After the Conquest, Cuautitlán was evangelized by the Franciscans. They constructed San Buenaventura monastery and established the brotherhood of the Purísima Concepción de Nuestra Señora de Cuautitlán. Saint Juan Diego (1474–1548) reputedly lived there with his wife Maria Lucia up to the time of her death in 1529. They lived there in a one-roomed mud house thatched with corn stalks. The house still survives in a good state of preservation. Cuautitlán gained city status in 1968.
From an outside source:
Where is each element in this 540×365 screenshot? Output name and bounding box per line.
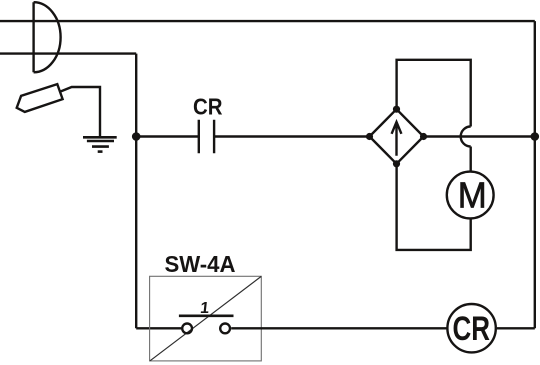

It is the birthplace of painter and sculptor Luis Nishizawa (1918–2014).

==The municipality==
As municipal seat, Cuautitlán has governing jurisdiction over the following communities: Colonia Venecia, Ejido de Santa Bárbara, Ex-hacienda la Corregidora (La Corregidora), Fracción San Roque (El Prieto), Granja San Isidro, Hacienda San Mateo, La Chinampa, La Laguna, La Trinidad, Machero, Rancho Puente la Cruz, San Mateo Ixtacalco, Santa María Huecatitla, and Xaltipa (Jaltipa).

The municipality has an area of 40.9 km^{2} (15.8 sq mi).